Another reported a little more effort. “The issue for us is that our systems lack the sophistication today to look across the whole book in a multidimensional way. It’s going to take some effort for our systems to understand that collateral in multiple locations is really virtually in the same place.” Still, the dealer reported that will not prevent them from moving forward and getting the IMS in place, though they may not be able to utilize it to its fullest capacity without some “better decision making” in their existing systems.
The challenge of utilizing IMS to its fullest potential is reflective of a larger issue: collateral and securities finance systems need to be educated on a complex decision making hierarchy that goes beyond cheapest to deliver. Systems in many firms still have not fully come to grips with Liquidity Coverage Ratio (LCR) and other capital cost considerations. IMS will, they say, make the operational process of optimizing the collateral easier, but without more sophisticated internal tools to make complete decisions, dealers won’t be able to take full advantage of the opportunity. IMS may serve as a catalyst for firms to do the internal work that is required to make best use of the offering. Once the internal challenges are surmounted, implementing additional solutions becomes much easier.
Operationally, the consensus opinion is that IMS significantly reduces operational overhead. According to one dealer, “Operations today is constantly shoveling collateral around in a dozen different ways. IMS eliminates a lot of this work and risk. It takes a lot of pressure off.”
This fact alone has a substantial impact on dealers’ ability to efficiently mobilize their collateral. Having a single, integrated process for a large percentage of their business – and one that mitigates pressures on operations teams at the end points – will open them up to more counterparties. There are counterparties that do not want or cannot take on the current workload of a bilateral relationship. Getting the collateral into Euroclear’s existing operationally efficient infrastructure eliminates this problem.

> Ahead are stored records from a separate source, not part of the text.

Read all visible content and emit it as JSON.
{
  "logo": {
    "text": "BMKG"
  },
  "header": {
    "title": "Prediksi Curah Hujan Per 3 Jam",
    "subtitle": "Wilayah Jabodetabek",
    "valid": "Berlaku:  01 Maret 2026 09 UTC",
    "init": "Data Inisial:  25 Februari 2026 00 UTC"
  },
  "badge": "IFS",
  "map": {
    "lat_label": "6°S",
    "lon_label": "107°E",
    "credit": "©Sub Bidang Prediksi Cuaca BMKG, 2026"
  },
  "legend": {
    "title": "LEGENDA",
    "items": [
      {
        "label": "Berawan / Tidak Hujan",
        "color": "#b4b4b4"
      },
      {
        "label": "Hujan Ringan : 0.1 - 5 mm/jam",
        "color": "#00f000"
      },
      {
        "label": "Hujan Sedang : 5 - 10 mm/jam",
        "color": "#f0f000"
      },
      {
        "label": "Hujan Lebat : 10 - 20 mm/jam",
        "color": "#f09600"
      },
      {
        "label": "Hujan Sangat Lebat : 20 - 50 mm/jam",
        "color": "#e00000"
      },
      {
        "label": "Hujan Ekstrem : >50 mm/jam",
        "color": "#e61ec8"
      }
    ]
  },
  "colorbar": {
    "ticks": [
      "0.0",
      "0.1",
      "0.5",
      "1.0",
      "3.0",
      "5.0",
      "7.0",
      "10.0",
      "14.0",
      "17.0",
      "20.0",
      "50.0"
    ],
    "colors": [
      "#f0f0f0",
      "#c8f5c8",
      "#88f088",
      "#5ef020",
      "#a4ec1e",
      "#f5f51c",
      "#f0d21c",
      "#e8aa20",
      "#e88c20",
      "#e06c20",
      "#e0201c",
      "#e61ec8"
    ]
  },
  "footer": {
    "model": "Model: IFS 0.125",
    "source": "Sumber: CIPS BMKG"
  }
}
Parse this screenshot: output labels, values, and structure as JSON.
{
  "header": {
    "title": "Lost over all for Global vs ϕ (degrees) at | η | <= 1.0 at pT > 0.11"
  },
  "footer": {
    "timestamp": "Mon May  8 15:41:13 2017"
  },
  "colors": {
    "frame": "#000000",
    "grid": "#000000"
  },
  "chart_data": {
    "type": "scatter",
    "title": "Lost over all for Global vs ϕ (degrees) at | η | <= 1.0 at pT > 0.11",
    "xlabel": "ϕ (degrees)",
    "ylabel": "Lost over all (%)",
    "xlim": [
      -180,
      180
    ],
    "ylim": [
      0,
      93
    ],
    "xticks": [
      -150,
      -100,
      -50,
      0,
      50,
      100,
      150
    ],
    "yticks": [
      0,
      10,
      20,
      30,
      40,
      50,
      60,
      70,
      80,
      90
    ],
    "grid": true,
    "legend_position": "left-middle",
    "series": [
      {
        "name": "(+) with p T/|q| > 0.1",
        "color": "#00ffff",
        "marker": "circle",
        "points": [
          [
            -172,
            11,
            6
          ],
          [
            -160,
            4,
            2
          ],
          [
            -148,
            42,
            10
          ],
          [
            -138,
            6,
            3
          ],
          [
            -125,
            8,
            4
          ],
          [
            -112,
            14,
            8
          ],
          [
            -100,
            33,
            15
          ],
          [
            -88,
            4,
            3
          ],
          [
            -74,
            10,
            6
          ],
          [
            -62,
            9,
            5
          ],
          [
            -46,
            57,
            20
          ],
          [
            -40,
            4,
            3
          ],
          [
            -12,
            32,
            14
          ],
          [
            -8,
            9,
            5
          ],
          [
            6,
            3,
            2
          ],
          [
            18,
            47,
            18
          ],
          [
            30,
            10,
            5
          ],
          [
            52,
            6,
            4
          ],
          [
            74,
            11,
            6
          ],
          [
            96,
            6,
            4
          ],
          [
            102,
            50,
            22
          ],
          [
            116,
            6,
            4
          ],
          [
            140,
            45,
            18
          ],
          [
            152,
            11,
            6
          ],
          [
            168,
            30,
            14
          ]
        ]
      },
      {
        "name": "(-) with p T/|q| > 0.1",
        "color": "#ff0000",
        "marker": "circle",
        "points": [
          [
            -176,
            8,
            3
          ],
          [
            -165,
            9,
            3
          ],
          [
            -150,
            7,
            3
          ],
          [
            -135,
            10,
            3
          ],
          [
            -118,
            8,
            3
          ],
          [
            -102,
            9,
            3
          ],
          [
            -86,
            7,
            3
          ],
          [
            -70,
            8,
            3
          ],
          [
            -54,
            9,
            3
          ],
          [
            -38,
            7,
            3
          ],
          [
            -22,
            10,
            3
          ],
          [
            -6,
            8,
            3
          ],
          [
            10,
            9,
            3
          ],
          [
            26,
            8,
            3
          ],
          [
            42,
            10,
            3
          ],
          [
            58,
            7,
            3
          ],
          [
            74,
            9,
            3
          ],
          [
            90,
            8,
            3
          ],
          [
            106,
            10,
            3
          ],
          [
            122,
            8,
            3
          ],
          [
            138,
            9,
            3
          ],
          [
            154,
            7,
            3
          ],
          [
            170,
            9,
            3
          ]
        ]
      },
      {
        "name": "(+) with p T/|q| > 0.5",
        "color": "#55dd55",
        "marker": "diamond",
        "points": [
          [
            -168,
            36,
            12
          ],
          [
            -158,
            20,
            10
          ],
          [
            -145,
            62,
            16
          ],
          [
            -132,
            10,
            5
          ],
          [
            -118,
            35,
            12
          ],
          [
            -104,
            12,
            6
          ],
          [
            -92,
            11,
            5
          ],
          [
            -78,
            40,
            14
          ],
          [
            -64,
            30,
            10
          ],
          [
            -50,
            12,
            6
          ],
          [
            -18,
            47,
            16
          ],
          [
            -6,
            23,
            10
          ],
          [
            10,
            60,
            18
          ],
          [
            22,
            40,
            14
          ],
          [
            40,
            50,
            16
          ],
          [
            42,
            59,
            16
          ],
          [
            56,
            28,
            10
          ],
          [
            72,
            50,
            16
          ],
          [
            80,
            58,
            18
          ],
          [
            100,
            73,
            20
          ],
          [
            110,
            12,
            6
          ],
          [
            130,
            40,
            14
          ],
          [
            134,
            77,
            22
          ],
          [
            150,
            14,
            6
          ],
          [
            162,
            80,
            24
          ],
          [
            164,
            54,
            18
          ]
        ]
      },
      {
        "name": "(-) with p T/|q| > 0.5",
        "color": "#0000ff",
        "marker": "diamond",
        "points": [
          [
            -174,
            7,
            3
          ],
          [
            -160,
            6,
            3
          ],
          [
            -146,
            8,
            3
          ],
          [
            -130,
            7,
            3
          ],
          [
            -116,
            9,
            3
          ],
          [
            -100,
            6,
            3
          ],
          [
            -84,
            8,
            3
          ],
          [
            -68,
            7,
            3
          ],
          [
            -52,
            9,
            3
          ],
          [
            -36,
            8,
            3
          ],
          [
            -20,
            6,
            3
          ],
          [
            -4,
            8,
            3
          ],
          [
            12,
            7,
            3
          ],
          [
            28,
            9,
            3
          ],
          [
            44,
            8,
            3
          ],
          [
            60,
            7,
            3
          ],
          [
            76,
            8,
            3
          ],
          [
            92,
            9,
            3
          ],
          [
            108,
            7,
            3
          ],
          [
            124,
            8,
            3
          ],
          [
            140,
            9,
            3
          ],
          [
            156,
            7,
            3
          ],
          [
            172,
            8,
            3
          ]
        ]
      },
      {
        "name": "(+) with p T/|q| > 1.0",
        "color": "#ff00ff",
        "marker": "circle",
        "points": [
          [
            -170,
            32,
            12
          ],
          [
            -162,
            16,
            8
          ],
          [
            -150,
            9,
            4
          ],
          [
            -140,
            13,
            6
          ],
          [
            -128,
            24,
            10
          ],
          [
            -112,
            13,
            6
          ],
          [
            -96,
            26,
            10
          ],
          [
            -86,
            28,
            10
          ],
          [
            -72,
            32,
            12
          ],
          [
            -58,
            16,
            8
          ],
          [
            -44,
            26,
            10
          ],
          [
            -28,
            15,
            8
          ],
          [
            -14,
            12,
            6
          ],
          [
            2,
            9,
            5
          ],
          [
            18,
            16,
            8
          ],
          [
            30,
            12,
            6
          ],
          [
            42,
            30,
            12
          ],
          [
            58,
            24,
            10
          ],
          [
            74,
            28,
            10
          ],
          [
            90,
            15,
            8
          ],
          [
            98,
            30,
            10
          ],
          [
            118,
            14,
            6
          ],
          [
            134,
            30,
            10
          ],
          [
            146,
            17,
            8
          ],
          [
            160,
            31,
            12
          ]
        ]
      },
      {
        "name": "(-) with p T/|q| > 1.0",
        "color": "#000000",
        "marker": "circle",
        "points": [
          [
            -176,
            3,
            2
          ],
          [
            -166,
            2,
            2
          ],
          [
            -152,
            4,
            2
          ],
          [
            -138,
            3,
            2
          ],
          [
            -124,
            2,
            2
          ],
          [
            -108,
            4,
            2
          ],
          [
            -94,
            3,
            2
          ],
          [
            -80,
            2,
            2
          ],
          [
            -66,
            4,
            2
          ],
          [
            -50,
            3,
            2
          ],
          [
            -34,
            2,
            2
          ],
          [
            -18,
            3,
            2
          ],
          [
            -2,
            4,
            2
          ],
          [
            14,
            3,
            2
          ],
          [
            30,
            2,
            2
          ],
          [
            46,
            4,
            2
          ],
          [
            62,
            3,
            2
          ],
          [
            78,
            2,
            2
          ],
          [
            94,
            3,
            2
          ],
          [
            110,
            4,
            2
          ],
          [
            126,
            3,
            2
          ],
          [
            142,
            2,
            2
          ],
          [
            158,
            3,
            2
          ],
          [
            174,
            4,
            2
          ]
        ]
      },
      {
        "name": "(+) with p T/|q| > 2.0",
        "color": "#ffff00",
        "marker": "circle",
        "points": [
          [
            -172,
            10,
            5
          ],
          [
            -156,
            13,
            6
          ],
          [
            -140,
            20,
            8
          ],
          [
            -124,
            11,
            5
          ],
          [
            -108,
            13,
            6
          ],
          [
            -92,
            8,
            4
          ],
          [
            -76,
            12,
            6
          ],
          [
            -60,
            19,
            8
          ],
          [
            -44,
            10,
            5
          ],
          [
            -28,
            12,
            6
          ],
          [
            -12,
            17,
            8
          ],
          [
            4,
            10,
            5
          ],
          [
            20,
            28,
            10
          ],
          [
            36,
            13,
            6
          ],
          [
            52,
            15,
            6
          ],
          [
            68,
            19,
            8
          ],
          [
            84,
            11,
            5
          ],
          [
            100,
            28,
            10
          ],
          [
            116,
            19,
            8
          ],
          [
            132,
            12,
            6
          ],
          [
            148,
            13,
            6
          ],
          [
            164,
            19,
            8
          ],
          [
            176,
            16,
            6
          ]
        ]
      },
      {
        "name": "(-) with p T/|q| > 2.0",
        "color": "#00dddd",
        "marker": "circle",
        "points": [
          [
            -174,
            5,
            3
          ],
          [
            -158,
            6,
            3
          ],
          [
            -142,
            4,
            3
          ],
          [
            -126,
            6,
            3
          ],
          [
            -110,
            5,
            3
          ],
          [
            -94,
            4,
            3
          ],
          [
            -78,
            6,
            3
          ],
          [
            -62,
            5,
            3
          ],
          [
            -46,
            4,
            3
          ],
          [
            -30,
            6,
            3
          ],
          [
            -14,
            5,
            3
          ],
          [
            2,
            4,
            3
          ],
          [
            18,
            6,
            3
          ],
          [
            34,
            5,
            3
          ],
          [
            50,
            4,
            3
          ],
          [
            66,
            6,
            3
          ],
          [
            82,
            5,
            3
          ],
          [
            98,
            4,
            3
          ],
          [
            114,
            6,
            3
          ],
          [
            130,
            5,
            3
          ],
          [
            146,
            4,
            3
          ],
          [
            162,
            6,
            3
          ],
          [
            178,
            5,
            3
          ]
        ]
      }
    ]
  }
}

Dealers are focused on the immediate benefits of IMS within their existing structures, but that does not mean they aren’t thinking ahead. While the immediate benefits of greater collateral efficiency, access to a larger number of counterparties, and reduced operational overhead are their priorities for the short term, dealers offered some speculation on future possibilities.
A general theme is that the lower the operational burden of managing different collateral types, the easier it will be to utilize that collateral for OTC derivatives and securities finance transactions. There will always be concerns about liquidity risk, but if counterparties see asset classes like US equities as a check-the-box option in the Euroclear system, that may open up the market.
Alongside asset classes, product structures like collateralized FX swaps and Net Stable Funding Ratio (NSFR) term arbitrage trades for like collateral classes could become easier. “A globally integrated inventory just opens doors and possibilities. It will take some time for it to sink in.” The expectation is that once it does, dealers will be better positioned to think more creatively about DTC collateral and its relationship to the financing needs of the broader market.
This case study was commissioned by DTCC-Euroclear Global Collateral Ltd.